2005年にCCCは、インターネット関連会社3社およびレントラックの株式取得によって生じた315億円について、連結調整勘定の一括償却を実施した。この償却により、CCCは315億円の特別損失を計上して最終赤字に転落した。
通常の買収であれば無形資産を一括償却するのではなく、一定期間にわたる償却を行う(当時はIFRSはなく減損テストという概念はない)が、CCCは損失として計上した。この会計処理を行なった理由は不明で謎が多いが、おそらく赤字による税効果や、特別損失に計上することによる営業利益の目減り低減を狙ったものと思われる。
当時の業界内では、楽天は一括償却のテクニックを利用しており、会計業界では大問題となっていた。そして、CCC(増田氏)と楽天(三木谷氏)は創業者が旧知の間柄であることから、CCCは知恵入れをされた可能性も考えられる。

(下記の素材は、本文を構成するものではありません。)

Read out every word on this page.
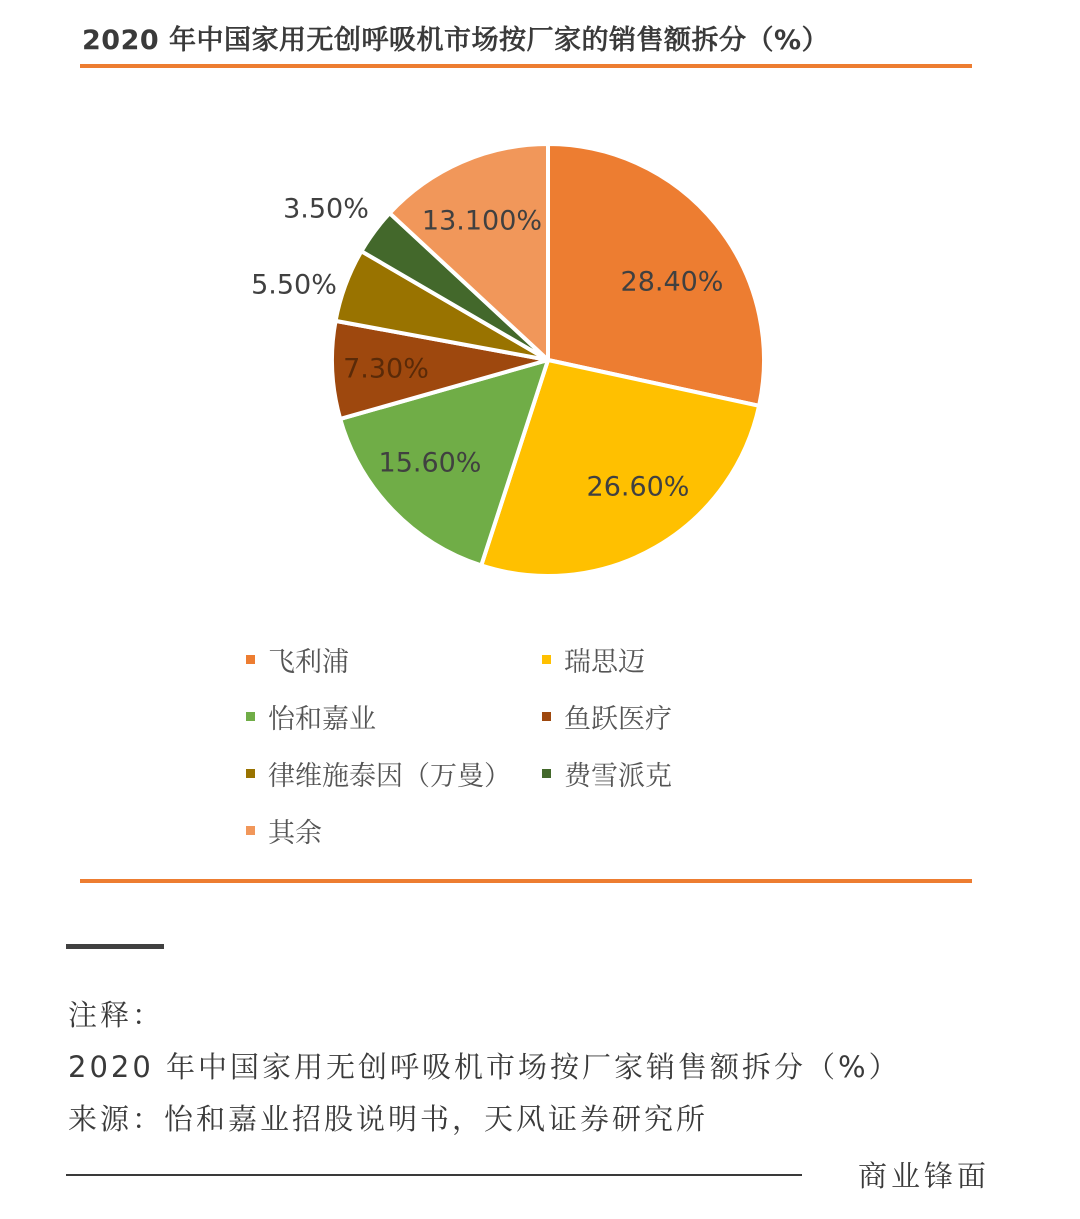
2020 年中国家用无创呼吸机市场按厂家的销售额拆分（%）
28.40%
26.60%
15.60%
7.30%
5.50%
3.50% 13.100%
飞利浦	瑞思迈
怡和嘉业	鱼跃医疗
律维施泰因（万曼） 费雪派克
其余
注释：
2020 年中国家用无创呼吸机市场按厂家销售额拆分（%）
来源：怡和嘉业招股说明书，天风证券研究所
商业锋面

さすがにグレーな手法であるため、2006年に企業会計基準委員会(ASBJ)は、無形固定資産の一括償却に対して、否定的な見解を打ち出し、新会計基準「企業結合会計基準」では「のれんの一括償却」は禁止された。
2010年にCCCはTポイントにおいて、Yahooジャパンおよびソフトバンクを加盟店として獲得した。2015年までにTポイントを運営する子会社「Tポイントジャパン」の出資比率を、CCC(約50%)、ヤフージャパンおよびソフトバンク(約35%)、ファミリーマート(約15%)とすることで、Tポイントの利用促進を図った。

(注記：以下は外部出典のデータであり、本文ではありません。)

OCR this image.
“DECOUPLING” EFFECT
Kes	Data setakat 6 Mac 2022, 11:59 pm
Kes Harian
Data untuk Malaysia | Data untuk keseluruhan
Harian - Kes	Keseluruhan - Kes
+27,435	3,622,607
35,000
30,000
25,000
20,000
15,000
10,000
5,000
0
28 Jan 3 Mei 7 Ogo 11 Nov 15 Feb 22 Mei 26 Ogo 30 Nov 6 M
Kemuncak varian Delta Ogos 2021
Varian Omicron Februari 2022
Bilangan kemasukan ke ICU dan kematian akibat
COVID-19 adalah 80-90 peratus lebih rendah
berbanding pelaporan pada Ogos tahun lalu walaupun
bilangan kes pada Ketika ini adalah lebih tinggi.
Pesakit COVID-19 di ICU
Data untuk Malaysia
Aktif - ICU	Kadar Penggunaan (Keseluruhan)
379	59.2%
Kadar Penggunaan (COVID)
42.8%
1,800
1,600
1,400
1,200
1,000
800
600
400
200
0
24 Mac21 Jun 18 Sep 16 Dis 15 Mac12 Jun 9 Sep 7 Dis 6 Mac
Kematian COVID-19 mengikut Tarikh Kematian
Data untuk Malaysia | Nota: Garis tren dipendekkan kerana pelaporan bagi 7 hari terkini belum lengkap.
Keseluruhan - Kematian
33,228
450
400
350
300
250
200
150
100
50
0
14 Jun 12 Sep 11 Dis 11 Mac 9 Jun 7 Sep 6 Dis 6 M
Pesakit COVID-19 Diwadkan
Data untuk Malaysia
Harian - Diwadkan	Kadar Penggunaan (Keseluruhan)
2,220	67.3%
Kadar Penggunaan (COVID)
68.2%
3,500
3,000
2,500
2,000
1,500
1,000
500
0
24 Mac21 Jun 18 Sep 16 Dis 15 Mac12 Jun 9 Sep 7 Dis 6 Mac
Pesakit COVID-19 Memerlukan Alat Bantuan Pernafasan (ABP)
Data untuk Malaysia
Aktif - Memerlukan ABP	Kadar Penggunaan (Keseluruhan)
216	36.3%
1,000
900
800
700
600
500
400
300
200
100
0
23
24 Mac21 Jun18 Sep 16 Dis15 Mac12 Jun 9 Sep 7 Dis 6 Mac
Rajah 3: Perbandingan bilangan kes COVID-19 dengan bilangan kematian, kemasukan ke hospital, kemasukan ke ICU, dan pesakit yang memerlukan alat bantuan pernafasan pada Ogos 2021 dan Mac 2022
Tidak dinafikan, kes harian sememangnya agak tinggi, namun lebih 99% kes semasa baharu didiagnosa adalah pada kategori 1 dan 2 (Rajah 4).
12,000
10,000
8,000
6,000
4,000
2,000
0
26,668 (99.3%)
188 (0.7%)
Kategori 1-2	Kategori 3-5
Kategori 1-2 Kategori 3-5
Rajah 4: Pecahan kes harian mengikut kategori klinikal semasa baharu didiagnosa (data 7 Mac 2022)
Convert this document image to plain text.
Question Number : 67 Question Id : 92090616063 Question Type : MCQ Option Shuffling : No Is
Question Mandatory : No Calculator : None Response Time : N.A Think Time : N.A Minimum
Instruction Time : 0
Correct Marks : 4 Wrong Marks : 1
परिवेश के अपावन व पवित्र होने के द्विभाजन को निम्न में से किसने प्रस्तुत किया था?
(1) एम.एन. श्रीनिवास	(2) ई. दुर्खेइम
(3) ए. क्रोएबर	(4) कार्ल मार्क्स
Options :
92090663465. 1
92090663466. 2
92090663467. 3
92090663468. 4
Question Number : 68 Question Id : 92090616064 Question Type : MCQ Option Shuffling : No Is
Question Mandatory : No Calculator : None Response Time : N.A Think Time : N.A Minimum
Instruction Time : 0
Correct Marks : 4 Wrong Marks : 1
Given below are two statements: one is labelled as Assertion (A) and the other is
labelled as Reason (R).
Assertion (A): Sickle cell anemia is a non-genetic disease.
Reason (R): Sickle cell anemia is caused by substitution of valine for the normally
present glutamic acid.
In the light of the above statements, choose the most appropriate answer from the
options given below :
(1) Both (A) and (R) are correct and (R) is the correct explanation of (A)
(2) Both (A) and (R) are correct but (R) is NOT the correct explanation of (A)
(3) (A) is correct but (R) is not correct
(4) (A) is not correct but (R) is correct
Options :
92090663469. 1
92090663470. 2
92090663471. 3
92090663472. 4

ヤフーショッピングでもTポイントを利用できるようになり、インターネット通販でもTポイントが大量に発行される契機となった。
ただし、システムの統合では利害対立が生じている。2012年にYahooでのポイントと、CCCのポイントを統合する方向で動いていたものの、システムの要件をめぐって両者の対立が発生。増田宗昭氏(CCC・創業者)と孫正義氏(ヤフージャパン・会長)のトップ会談によって事態を収束させるなど、微妙な提携関係でもあった。
また、2012年の時点で増田宗昭氏は、Tポイントの強みについて「1枚のカードで利用できる点」にあると判断し、スマホアプリの台頭を見切れていなかった。
企業は投資負担を減らし、相互送客できる。お客さんは1枚のカードで済むようになる。ポイントの還元率が低くても、1枚のカードを多くの店で使えれば、自然にポイントは貯まっていく。Tポイントの価値はそこにある
2000年代を通じて、CCCは本業のビデオレンタル事業は頭打ちとなり、新事業ではTポイントは収益を生む形となったものの、インターネット事業の立ち上げに失敗した。この結果、CCCの業績は悪化するとともに、株価は低迷した。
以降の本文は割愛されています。